Il continua, ne sachant pas quoi faire d’autre. Autour de lui maintenant, les arbres se refermaient, et leurs branches fouettaient l’air, poussées par un vent invisible, secouant Royce et le malmenant. Les branches déchiraient sa peau, rejointes désormais par des ronces, le meurtrissant davantage et le ralentissant. Il lui fallut puiser tout ce qu’il avait pour pouvoir continuer.

Mais à quoi bon continuer ? Il ne savait pas où il se trouvait, alors pourquoi continuer à avancer ainsi, à travers l’obscurité et l’incertitude de la forêt ? Son énergie faiblissait, alors pourquoi ne pas s’asseoir sur la souche d’un arbre, attendre de reprendre son souffle, et…

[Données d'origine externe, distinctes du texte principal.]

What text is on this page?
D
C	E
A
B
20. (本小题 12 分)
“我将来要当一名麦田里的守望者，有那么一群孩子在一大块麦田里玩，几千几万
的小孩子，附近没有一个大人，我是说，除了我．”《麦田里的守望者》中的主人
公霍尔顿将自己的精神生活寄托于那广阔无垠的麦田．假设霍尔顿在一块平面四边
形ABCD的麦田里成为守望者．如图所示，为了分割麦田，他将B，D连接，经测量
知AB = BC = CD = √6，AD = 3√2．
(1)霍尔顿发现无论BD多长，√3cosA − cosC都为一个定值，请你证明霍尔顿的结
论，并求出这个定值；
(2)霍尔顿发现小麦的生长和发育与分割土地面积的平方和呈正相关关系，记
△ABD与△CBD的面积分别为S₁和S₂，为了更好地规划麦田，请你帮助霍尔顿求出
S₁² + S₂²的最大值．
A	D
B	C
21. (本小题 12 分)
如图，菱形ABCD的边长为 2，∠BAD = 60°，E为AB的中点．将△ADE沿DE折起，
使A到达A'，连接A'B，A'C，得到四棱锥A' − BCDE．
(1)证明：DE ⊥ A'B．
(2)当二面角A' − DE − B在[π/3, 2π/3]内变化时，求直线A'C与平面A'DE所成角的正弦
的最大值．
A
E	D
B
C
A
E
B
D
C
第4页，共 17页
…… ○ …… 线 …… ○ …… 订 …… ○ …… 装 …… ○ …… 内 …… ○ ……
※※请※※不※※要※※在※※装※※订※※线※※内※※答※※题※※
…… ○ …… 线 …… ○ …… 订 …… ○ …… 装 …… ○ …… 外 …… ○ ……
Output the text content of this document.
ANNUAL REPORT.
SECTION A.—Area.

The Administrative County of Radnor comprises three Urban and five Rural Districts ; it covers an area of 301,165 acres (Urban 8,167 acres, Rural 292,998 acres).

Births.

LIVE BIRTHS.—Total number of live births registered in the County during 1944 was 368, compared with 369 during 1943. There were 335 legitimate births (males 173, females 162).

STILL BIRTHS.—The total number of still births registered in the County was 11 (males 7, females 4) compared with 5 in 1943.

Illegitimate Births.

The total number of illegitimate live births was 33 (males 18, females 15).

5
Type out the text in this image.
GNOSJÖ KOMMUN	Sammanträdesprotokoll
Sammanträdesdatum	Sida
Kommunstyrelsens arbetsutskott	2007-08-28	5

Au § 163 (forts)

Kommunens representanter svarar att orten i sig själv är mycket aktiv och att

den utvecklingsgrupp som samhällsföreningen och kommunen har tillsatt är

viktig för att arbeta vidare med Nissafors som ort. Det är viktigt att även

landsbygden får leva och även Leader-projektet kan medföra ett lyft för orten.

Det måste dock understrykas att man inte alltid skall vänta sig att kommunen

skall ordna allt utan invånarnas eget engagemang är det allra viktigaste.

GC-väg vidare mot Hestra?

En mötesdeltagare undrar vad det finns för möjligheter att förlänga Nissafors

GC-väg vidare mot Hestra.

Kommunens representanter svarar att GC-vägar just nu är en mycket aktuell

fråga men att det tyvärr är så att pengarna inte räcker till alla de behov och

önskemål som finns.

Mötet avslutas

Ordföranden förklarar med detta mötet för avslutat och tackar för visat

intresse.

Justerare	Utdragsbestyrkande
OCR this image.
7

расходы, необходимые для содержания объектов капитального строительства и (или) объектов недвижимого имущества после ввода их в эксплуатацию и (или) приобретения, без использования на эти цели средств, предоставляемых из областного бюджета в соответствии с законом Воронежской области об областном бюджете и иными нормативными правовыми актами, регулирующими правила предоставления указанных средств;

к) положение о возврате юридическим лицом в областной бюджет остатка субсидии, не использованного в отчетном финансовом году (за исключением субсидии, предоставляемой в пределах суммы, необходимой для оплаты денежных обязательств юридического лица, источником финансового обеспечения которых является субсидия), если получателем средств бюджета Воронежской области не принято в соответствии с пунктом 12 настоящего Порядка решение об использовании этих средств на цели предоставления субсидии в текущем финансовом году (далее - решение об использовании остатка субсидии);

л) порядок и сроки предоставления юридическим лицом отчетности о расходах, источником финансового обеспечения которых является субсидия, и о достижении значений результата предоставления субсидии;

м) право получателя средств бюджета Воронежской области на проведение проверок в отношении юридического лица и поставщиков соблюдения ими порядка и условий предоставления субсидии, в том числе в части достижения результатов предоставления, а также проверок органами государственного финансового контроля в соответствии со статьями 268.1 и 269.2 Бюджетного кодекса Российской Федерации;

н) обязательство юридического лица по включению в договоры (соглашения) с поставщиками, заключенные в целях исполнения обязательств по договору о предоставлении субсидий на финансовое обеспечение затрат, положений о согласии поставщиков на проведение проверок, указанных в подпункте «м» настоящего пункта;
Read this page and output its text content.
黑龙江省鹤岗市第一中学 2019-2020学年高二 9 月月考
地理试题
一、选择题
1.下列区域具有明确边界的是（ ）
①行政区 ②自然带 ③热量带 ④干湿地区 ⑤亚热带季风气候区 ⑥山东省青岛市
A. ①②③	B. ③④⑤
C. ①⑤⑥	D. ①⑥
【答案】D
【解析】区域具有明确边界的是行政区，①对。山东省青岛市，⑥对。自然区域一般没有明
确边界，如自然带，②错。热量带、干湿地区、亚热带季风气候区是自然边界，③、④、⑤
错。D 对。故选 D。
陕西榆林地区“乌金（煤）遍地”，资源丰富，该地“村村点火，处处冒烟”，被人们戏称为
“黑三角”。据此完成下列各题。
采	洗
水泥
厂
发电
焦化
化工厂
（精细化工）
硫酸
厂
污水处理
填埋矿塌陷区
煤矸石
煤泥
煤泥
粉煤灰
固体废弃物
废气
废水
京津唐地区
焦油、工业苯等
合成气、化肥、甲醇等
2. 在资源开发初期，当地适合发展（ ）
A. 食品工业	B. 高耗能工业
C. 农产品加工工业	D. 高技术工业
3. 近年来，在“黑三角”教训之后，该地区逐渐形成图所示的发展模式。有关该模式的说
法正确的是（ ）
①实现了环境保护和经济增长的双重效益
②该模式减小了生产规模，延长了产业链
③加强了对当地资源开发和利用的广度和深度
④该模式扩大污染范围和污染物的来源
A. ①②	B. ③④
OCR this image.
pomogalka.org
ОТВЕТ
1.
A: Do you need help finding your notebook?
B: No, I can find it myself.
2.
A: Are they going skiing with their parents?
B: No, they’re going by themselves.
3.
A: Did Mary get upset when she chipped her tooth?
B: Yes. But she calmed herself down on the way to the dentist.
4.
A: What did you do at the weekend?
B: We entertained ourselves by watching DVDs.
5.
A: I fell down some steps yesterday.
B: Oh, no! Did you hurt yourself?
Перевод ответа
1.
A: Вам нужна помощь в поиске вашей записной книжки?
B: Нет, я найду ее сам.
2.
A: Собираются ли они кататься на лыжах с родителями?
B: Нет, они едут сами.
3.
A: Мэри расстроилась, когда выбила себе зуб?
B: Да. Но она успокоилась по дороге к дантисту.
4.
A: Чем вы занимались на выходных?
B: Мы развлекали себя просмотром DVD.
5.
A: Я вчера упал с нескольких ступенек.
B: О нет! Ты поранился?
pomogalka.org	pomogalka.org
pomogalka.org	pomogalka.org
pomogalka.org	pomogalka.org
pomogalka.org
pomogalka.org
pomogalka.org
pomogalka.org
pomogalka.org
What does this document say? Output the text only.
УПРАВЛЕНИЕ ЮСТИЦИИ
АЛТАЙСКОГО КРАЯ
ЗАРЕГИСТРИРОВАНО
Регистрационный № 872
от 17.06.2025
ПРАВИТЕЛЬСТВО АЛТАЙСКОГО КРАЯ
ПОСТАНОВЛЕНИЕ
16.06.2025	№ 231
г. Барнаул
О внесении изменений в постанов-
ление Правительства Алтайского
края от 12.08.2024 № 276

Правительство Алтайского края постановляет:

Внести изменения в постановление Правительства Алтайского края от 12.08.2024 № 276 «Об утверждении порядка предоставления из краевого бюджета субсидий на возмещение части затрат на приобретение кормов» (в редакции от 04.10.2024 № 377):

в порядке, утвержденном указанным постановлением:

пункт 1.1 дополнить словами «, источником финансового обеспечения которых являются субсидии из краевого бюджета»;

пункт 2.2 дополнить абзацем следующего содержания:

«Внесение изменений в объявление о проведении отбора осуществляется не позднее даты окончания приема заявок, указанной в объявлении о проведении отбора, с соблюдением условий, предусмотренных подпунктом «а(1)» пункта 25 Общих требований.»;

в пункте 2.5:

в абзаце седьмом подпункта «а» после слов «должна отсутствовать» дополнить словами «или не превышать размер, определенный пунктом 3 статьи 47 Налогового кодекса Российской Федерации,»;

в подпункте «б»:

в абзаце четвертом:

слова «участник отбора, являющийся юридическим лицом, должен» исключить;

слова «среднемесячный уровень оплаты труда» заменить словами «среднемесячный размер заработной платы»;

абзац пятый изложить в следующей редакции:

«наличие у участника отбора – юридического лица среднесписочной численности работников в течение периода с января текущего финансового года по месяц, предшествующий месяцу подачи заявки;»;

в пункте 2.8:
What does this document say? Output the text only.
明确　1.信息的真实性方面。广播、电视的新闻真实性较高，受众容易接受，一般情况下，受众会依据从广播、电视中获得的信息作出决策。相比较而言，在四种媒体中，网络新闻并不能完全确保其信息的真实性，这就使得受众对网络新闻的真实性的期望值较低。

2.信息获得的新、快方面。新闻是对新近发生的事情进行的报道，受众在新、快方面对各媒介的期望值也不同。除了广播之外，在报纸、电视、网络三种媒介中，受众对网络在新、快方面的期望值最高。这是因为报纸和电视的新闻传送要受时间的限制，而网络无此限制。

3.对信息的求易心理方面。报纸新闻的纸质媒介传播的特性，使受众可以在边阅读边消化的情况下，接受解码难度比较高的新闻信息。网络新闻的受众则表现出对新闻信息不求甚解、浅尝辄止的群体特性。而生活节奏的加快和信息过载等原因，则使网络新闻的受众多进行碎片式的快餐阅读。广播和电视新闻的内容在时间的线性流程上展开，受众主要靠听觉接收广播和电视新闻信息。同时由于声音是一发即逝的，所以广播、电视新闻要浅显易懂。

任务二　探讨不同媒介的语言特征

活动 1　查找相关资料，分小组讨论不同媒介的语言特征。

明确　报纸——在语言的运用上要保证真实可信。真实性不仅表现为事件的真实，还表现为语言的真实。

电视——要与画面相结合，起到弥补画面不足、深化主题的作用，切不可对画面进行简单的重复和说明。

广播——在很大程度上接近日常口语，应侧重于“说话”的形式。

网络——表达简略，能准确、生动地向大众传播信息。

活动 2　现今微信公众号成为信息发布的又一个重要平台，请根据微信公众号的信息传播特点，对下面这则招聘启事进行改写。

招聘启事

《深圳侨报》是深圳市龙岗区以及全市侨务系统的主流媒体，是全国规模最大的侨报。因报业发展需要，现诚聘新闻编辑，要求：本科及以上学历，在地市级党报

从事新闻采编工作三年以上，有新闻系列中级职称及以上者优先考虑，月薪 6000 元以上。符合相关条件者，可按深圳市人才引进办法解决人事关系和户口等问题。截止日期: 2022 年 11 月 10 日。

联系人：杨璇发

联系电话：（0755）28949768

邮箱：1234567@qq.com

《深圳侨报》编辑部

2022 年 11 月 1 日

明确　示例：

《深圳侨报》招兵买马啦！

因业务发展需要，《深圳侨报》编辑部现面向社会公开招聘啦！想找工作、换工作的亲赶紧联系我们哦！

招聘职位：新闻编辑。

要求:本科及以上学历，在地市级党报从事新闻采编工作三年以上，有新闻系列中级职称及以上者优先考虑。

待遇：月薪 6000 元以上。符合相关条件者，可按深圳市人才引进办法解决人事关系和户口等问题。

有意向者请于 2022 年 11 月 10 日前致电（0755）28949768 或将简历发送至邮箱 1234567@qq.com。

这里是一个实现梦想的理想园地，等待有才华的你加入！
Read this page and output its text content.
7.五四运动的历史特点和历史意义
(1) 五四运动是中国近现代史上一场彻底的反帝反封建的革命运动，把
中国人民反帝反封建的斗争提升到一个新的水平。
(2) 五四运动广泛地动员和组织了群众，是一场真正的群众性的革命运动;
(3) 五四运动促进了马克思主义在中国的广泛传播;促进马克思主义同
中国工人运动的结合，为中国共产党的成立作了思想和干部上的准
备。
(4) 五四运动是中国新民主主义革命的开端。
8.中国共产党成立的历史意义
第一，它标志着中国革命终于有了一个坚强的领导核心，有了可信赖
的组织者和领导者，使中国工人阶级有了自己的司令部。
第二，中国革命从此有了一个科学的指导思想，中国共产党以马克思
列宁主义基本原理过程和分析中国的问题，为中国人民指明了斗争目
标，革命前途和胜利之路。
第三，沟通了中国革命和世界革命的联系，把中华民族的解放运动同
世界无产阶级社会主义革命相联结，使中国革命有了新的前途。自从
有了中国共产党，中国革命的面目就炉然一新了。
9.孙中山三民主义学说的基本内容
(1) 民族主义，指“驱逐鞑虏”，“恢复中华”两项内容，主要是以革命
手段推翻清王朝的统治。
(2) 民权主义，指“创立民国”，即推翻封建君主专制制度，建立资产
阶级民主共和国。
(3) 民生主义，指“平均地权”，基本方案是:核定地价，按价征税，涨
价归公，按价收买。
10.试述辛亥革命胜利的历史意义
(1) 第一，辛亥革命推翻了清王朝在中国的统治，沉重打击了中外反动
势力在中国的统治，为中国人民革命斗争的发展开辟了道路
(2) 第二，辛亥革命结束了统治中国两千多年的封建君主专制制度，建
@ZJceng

— S’arrêter, c’est mourir, mon fils. La voix était venue à travers les arbres, et même s’il ne l’avait entendue que dans ses rêves, Royce la reconnut immédiatement comme étant celle de son père. Il se tourna vers le son, reprenant sa marche.

— Père, où es-tu ? cria-t-il, poussant dans la direction d’où semblait venir la voix.

Sa progression était de plus en plus compliquée. Il y avait des arbres tombés, et Royce avait de plus en plus de difficulté à passer par-dessus. Il y avait des rochers qui perçaient le sol de la forêt, et à présent il semblait que Royce devait grimper autant que courir juste pour les contourner. La route à suivre était encore indiscernable du reste de la forêt, et Royce ressentait le désespoir accablant de ne pas savoir où aller.

C’est alors qu’il vit le cerf blanc se tenir non loin de lui, un cerf qui l’attendait et le regardait avec impatience. Avec la même étrange certitude qu’il avait ressentie auparavant, Royce savait que cet animal était là pour lui montrer le chemin. Il se retourna pour le suivre, courant dans son sillage.

Le cerf blanc était rapide, et Royce dut redoubler d’effort pour le suivre. C’était comme si ses poumons explosaient sous l’effort, et ses membres étaient en feu. Malgré cela, il continua à courir, à travers les branches et les ronces, jusqu’à un espace où le cerf disparut, remplacé par un personnage en armure entouré d’un halo de lumière blanche.

— Père, dit Royce, d’une voix étouffée par la fatigue. Il se sentait comme privé de souffle, privé de temps.

Son père hocha la tête et sourit, puis, inexplicablement, pointa le ciel.

— Tu dois partir maintenant, Royce. Remonte, remonte vers la lumière.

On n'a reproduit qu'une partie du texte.